Die Rennärzte eilen zu ihr, wenig später wird sie in ein Krankenhaus in der Nähe gebracht. Die erste Diagnose: Ein Hals- und ein Brustwirbel sind gebrochen. Nach der Verlegung in eine Klinik in Saarbrücken wird zudem eine kaputte Rippe entdeckt. Doch trotz einer Halskrause zur Stabilisierung verschwinden die Schmerzen nicht, Süßemilch wird zunehmend schwindlig. Sie wird nach Tübingen verlegt. In der Bg-klinik stellen die Ärzte schließlich einen dritten Wirbelbruch und einen Bruch im Hinterkopf fest. „Ich werde die Momente nie vergessen, wie ich im Krankenhaus lag und darauf gewartet habe, dass die Ärzte mir sagen, was ich habe“, erzählt die Ravensburgerin. „Als dann die Untersuchungsergebnisse da waren, ist mir direkt schlecht geworden. Ich hatte panische Angst.“
Doch sie nimmt die Herausforderung an, schenkt ihr volles Vertrauen
den Ärzten in der Bg-klinik Tübingen, die von einer Operation abraten – und macht schnell Fortschritte. Erstmals findet sie auch wieder Kraft, sich öffentlich zu äußern. „Die letzten Tage bin ich durch die Hölle gegangen“, schreibt sie eine Woche
nach ihrem Sturz auf Instagram. „Jetzt kann ich sagen: Gott sei Dank, dass ich noch lebe und in ein paar Wochen wieder 100 Prozent gesund werde.“
Doch zunächst folgt ein harter Weg zurück. Nach Monaten auf der
Euphoriewelle mit dem Gewinn des Weltmeister- und Europameistertitels in der Teamverfolgung auf der Bahn und der Wahl zur „Mannschaft des Jahres 2021“kommt für Laura Süßemilch die Vollbremsung. Während ihre Teamkolleginnen bei den European Championships den Em-titel verteidigen, muss die 25-Jährige ihre Muskeln und Ausdauer ganz behutsam aufbauen – stets darauf bedacht, die verletzte Wirbelsäule nicht zu sehr zu belasten.

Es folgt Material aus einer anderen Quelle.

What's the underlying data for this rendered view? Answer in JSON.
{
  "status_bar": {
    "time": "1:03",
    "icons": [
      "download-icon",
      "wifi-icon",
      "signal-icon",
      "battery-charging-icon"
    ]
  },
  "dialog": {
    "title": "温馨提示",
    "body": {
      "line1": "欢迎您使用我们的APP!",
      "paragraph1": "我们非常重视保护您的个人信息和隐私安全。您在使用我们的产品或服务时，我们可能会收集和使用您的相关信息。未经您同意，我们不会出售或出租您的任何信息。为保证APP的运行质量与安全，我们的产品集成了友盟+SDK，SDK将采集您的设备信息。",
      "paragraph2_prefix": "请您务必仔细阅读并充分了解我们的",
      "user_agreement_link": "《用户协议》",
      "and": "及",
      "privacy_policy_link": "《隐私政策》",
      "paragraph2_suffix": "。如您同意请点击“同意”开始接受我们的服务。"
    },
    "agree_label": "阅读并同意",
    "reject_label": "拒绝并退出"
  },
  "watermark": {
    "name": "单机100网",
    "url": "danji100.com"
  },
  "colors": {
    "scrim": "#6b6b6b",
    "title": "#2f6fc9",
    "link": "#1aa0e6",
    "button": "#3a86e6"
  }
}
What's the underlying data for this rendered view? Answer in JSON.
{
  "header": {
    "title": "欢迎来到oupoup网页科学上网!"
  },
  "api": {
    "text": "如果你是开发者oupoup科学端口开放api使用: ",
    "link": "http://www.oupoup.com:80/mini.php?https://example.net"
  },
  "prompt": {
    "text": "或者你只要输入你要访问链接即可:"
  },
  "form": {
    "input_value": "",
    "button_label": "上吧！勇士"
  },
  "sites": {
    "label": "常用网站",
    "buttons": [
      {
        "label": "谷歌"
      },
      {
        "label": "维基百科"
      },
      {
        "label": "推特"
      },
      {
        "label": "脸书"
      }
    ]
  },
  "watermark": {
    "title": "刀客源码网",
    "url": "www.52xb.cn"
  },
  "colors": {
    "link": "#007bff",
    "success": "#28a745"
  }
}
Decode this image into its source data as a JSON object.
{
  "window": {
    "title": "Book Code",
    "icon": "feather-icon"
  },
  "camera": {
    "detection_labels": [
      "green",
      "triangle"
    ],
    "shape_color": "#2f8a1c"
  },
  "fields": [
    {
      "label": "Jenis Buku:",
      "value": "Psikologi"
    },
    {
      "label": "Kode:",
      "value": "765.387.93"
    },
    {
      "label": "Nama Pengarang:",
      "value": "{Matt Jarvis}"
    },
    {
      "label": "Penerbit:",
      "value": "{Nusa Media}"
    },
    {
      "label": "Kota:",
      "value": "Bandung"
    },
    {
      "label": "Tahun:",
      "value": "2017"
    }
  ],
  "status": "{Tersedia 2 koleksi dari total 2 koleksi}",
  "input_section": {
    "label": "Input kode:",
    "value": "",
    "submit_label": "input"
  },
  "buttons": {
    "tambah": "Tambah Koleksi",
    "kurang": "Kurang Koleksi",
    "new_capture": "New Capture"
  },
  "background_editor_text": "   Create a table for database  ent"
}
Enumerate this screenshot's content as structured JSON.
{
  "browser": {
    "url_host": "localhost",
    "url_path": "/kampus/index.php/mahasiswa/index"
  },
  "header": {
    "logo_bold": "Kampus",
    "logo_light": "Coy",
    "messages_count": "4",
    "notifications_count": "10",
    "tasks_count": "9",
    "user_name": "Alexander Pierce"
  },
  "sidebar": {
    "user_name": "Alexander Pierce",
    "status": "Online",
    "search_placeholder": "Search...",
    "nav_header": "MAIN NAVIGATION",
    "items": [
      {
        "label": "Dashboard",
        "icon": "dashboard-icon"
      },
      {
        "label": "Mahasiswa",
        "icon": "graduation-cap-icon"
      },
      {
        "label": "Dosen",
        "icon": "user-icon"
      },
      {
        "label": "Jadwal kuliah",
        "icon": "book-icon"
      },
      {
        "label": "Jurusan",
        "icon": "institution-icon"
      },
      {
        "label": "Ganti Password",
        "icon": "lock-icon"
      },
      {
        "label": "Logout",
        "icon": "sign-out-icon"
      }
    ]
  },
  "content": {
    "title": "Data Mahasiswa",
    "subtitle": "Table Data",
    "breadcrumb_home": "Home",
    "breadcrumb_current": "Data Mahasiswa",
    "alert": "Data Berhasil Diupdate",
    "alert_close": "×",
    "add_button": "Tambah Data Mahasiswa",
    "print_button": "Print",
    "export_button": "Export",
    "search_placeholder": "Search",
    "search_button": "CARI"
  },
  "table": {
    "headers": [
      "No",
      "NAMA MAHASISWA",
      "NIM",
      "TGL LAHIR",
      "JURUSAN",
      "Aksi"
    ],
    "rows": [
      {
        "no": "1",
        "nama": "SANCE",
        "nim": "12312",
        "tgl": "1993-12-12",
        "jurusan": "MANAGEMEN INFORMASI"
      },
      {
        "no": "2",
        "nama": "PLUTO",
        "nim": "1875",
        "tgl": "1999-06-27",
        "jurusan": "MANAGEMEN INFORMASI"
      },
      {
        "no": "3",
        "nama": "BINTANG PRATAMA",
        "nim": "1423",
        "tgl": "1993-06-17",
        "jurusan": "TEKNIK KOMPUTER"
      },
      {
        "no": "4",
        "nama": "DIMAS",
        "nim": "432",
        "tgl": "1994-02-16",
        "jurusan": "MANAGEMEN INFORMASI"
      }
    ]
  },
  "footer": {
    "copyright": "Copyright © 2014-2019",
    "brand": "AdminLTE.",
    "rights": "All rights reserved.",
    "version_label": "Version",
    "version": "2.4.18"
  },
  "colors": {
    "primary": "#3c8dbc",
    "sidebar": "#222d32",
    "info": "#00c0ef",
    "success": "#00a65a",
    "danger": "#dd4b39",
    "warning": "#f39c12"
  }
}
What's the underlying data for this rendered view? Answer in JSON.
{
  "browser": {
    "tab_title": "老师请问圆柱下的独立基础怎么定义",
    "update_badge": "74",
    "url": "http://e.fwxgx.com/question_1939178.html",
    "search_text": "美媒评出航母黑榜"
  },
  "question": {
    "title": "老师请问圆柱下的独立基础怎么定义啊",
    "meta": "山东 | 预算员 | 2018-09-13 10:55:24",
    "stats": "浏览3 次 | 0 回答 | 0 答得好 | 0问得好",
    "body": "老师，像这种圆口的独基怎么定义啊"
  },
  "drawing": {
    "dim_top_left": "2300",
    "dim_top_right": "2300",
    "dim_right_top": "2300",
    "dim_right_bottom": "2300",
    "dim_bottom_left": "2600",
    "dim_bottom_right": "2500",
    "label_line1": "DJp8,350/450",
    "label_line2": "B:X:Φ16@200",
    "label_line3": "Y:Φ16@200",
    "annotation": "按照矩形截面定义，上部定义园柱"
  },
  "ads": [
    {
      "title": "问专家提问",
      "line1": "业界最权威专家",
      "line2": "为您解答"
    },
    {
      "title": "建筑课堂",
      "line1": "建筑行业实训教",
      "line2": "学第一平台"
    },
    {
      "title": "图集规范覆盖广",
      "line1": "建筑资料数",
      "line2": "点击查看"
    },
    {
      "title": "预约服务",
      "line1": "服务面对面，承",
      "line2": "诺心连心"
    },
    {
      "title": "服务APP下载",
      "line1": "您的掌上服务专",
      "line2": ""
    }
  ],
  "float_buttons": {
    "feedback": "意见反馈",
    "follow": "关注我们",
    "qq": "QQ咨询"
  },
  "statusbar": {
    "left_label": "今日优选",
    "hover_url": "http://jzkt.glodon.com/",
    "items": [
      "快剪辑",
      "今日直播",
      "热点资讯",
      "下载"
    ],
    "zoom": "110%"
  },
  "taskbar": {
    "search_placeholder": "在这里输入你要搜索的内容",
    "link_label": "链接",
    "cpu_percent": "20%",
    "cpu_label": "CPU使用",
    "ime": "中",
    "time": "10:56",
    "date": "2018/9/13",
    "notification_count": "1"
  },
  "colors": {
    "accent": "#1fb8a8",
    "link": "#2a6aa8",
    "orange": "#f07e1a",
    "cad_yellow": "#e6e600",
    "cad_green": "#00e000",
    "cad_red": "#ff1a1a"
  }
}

Seit drei Wochen darf Süßemilch wieder komplett auf ihre Halskrause verzichten. „Als die Ärzte bei der Kontrolle sagten, es sei alles bestens verheilt, war das ein unglaublicher Moment.“Direkt im Anschluss ging es auf die erste Radtour seit Wochen. „Erst da habe ich gemerkt, dass sich alles wieder stabil anfühlt und ich meinen Kopf gut bewegen kann. Ab dann habe ich wieder Vertrauen in meinen Körper gehabt. Ich fühle mich sicher auf dem Rad.“
Geholfen haben ihr dabei auch die Unterstützung der Familie und viele Gespräche, unter anderem mit der zweimaligen Bahnrad-olympiasiegerin Kristina Vogel, die seit einem Trainingssturz 2018 im Rollstuhl sitzt. „Sie hat sich direkt bei mir gemeldet und mir Mut zugesprochen. Das hat mich sehr gefreut.“Gemeinsam mit einer Mentaltrainerin hat Süßemilch in den vergangenen Wochen den Sturz und die Folgen aufgearbeitet. „Ich bin jetzt an dem Punkt, an dem ich sagen kann, ich hab mit dem, was passiert ist, abgeschlossen. Ich schaue nur noch nach vorne.“
Und dieser Blick ist durchweg positiv. Schon in der kommenden Woche geht es zu einem Trainingslager auf Mallorca, im Dezember folgt ein weiteres auf dem spanischen Festland. Gemeinsam mit ihrem Team Plantur-pura, das ihren Vertrag trotz aller Ungewissheiten nach dem Sturz um ein weiteres Jahr verlängert hat, wird sie sich dort auf die kommende Saison vorbereiten. Bei welchen Rennen die groß gewachsene Fahrerin an den Start gehen wird, ist aber noch offen. Zunächst gehe es nur darum, wieder vollkommen gesund zu werden und den Körper behutsam auf das alte Leistungsniveau zurückzubringen. Dabei will sie sich Zeit lassen. „Ich gehe jetzt anders durchs Leben, weil ich es viel mehr genießen kann und vor allem große Freude daran habe, dass ich wieder Rad fahren kann. Das ist nicht nur mein Job, sondern meine Leidenschaft.“
Und die soll sie im besten Fall noch einmal zur Frankreich-rundfahrt führen. „Ich will auf jeden Fall noch einmal zur Tour. Ich habe noch eine Rechnung offen“, sagt Laura Süßemilch und lächelt erneut.